北朝鮮は内戦や武力紛争が続くアフリカや中東でも、旧式ソ連製戦車や潜水艦といった「賞味期限切れ」のような兵器の販売・修理ビジネスを行っている。
「コンゴ共和国では軍事基地の中にバラックを建て、北朝鮮から派遣した20人ほどの技術者が缶詰め状態になって工作機械を使い、旧ソ連時代の戦車や装甲車などのパーツを調整、補修していました。しかも北朝鮮はパーツだけではなく、米や医師なども送り込み、敷地内で全てが完結するようにしていたんです」
外部から遮断された工場内で、ひたすら工作機械に向かう労働者たち。その姿は、光を浴びない地の底でただ女王蟻のために働く、働き蟻そのものだったのではないか。その逆に、北朝鮮に海外の技術者を招聘し、武器開発に加担させているケースもある。例えば、ウクライナだ。

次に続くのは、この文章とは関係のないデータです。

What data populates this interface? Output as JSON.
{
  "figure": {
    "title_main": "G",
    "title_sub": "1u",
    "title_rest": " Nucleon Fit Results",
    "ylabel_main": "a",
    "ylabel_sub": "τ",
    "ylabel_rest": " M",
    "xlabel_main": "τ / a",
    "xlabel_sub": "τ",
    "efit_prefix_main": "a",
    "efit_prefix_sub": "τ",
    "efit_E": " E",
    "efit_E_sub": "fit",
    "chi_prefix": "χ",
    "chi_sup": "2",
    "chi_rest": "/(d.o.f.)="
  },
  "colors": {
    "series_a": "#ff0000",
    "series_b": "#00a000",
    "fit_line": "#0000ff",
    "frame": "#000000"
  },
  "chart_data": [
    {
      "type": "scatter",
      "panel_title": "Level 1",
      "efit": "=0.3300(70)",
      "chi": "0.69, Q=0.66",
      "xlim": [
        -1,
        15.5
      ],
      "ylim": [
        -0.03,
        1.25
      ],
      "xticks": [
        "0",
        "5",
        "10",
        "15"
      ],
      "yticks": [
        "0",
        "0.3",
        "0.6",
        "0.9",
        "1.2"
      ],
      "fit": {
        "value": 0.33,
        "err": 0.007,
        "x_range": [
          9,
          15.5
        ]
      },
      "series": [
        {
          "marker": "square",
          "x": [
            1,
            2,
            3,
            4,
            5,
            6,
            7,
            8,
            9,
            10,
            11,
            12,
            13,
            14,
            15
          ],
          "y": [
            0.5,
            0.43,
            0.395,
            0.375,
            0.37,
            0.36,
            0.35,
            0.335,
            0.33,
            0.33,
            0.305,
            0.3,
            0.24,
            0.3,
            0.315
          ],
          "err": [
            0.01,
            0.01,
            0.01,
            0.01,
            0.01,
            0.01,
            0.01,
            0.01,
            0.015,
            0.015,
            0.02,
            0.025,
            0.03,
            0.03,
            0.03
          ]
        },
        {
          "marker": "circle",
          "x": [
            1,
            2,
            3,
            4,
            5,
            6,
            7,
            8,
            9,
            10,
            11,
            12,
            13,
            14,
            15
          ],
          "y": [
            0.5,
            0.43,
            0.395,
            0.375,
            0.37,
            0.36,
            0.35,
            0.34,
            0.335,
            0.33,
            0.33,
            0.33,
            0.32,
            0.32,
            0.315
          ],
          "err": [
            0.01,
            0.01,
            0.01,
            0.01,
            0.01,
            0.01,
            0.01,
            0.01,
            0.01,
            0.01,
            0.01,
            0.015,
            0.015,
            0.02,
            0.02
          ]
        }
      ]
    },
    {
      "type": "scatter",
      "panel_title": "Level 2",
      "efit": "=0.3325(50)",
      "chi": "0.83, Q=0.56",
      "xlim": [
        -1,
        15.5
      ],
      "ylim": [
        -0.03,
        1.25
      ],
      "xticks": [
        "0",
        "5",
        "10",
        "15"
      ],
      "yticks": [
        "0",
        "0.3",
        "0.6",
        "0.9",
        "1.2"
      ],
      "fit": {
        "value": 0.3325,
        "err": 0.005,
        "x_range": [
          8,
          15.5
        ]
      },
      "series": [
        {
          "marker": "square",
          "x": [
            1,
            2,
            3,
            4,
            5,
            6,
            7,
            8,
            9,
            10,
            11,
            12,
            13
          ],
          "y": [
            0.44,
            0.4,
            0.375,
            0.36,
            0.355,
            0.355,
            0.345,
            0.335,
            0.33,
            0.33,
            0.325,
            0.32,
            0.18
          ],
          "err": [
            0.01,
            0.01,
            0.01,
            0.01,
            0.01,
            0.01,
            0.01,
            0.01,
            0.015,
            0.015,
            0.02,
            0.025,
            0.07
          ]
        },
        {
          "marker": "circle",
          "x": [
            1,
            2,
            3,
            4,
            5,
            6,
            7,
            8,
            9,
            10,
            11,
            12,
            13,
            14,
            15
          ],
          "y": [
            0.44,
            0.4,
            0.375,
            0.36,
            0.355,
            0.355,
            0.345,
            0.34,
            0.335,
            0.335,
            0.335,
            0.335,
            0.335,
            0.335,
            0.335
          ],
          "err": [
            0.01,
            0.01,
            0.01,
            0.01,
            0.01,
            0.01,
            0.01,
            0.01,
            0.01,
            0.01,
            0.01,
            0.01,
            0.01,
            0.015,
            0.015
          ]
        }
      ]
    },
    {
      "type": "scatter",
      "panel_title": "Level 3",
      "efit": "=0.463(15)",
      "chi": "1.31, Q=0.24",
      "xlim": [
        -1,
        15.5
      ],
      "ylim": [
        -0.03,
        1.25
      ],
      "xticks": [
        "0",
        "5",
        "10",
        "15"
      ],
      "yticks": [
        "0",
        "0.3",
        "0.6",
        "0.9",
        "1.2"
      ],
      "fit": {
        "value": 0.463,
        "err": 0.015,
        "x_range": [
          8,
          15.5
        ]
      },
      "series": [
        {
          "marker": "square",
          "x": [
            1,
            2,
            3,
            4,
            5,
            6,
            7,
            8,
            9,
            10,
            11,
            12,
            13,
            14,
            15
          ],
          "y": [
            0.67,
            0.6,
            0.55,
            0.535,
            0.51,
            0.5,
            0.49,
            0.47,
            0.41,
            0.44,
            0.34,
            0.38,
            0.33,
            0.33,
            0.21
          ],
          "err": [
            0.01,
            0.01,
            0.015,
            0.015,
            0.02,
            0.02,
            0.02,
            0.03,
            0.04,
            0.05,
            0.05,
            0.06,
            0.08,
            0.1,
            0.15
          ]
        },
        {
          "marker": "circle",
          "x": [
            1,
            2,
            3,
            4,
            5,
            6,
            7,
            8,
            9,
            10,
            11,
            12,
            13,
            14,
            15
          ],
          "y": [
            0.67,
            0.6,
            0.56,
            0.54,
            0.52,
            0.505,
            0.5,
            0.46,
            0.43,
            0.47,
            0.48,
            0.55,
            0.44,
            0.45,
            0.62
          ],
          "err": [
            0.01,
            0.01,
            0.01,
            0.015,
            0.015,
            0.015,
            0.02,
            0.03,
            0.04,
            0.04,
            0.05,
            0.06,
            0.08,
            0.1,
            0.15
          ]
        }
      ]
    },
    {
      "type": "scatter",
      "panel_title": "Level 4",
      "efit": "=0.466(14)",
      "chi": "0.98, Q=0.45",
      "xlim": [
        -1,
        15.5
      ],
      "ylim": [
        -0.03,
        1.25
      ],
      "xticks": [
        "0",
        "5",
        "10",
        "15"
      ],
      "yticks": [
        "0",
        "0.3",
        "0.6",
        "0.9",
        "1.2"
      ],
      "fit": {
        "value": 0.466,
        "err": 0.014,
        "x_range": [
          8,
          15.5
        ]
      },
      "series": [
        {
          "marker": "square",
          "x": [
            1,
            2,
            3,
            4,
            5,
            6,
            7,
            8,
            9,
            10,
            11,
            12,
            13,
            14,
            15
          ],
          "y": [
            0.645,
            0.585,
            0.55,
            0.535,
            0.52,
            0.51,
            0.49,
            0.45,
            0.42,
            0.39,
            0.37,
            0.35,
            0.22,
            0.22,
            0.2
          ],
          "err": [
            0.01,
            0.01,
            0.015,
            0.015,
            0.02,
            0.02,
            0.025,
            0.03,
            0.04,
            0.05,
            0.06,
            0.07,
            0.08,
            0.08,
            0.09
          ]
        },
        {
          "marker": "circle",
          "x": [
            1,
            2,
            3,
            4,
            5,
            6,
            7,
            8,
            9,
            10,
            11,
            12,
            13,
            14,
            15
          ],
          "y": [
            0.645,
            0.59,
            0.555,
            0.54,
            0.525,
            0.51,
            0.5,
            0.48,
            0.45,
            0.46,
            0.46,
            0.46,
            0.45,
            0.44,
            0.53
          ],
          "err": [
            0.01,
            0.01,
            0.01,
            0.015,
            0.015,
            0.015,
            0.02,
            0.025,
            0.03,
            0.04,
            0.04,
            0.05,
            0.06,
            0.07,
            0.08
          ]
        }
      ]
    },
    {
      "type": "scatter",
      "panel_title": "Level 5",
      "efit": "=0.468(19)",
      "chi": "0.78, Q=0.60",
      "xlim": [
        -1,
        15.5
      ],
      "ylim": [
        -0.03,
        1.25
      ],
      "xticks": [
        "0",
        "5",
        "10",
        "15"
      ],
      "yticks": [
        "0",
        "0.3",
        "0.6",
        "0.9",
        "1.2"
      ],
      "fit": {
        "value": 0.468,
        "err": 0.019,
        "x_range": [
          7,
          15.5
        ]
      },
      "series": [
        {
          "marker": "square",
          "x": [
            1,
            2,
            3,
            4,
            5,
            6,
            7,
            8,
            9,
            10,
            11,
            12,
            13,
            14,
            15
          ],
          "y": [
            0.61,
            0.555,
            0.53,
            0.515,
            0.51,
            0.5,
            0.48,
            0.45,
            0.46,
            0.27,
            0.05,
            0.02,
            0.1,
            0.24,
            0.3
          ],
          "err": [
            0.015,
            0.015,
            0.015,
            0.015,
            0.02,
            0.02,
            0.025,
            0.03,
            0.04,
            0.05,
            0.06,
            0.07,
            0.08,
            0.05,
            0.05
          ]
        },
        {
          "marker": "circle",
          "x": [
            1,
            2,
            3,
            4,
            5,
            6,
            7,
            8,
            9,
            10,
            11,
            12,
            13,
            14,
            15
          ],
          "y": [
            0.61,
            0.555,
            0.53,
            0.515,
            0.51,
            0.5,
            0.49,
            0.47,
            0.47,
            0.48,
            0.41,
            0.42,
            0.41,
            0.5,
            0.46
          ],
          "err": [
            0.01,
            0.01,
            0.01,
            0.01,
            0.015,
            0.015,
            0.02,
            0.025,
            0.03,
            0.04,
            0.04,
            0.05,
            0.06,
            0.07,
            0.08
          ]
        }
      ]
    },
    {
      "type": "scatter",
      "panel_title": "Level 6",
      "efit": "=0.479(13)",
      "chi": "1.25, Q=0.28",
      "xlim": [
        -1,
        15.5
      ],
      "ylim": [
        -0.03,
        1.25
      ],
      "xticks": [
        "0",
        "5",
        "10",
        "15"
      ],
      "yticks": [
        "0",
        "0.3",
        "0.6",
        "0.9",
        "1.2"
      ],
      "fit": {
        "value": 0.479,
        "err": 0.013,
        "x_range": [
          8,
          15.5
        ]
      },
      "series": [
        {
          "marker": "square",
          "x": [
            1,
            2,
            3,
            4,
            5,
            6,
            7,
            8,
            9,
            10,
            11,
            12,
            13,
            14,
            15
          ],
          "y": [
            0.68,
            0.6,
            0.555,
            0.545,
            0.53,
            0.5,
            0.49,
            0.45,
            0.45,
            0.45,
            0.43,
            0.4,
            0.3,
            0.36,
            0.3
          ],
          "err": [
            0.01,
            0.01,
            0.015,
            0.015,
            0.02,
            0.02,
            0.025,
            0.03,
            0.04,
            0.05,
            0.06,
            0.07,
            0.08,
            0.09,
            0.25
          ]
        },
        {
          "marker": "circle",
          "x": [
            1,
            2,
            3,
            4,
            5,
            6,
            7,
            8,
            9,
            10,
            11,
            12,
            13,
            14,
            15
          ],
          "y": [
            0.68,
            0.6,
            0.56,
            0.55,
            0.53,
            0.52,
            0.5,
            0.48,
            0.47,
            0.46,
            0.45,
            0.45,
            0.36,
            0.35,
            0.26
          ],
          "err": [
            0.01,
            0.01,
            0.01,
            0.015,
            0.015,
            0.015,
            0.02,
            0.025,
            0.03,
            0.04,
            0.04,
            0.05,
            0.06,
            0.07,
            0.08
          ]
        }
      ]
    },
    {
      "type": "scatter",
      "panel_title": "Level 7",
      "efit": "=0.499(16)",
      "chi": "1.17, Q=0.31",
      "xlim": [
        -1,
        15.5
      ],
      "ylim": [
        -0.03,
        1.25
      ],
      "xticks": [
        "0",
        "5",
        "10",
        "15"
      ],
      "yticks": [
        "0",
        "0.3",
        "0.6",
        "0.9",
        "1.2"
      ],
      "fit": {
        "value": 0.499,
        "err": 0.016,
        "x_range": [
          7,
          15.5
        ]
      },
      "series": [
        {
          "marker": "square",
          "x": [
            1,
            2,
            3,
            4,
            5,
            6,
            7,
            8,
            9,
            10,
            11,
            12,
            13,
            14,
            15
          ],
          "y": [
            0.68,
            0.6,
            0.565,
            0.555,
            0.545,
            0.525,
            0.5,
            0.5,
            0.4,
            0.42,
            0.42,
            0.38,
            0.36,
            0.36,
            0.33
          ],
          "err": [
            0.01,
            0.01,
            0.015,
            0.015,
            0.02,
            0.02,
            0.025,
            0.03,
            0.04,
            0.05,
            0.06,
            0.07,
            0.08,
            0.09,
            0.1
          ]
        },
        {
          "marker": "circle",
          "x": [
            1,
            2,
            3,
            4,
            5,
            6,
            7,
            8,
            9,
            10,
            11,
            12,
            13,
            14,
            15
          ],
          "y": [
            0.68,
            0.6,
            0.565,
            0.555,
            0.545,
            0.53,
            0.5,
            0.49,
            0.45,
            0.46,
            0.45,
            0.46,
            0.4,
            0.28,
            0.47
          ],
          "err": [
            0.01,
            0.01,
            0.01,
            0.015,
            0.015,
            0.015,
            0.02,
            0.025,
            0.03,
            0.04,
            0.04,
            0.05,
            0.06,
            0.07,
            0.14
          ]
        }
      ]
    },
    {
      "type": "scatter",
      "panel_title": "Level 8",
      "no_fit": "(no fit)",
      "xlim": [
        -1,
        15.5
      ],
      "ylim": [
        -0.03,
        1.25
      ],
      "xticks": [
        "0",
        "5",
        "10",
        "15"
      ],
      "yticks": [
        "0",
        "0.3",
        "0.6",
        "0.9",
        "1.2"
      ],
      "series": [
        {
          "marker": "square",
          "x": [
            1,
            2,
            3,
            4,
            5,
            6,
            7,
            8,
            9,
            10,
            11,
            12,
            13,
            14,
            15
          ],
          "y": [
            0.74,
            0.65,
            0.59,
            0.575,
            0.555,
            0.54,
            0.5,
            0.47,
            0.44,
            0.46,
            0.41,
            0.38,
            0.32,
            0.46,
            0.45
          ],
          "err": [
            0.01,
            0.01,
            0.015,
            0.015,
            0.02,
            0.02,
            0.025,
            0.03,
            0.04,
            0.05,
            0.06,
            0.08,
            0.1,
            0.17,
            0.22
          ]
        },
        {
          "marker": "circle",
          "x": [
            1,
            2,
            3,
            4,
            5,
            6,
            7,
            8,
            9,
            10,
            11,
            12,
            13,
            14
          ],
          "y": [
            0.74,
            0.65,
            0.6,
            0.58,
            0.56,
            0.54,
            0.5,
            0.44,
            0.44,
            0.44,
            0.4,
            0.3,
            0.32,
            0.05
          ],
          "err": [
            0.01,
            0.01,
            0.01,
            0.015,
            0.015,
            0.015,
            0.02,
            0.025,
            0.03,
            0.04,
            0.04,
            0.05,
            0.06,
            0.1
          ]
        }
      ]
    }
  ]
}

「北朝鮮は昨年、中距離弾道ミサイル『火星12号』と大陸間弾道ミサイル『火星14号』『火星15号』の発射に相次いで成功しましたが、それらのミサイルエンジンの原型と思われる旧ソ連製『RD250』を作ったのが、ウクライナ東部にある国営企業でした。弾道ミサイルのエンジン構造はきわめて複雑で、仮に北朝鮮のスパイがエンジンの設計図を盗んだとしても、そう簡単に作れる代物ではない。隣国のベラルーシに赴任していた北朝鮮外交官が足しげくウクライナに通い、引退した技術者や労働者を探して平壌でのセミナー講師として招聘し、ミサイルの機密情報を盗もうとしていました。弾道ミサイルのエンジン製造には、ウクライナかロシアの技術者を獲得した可能性が高いと思わざるをえません」
「国家プロジェクト」という名の下、自国民を海外のタコ部屋に軟禁して働かせ、海外の有能な技術者をスカウトし、「死のビジネス」に加担させる‥‥。そんな映画さながらのストーリーが展開されていたのである。ただ、古川氏いわく、それでも侮れないのが北朝鮮の技術力だという。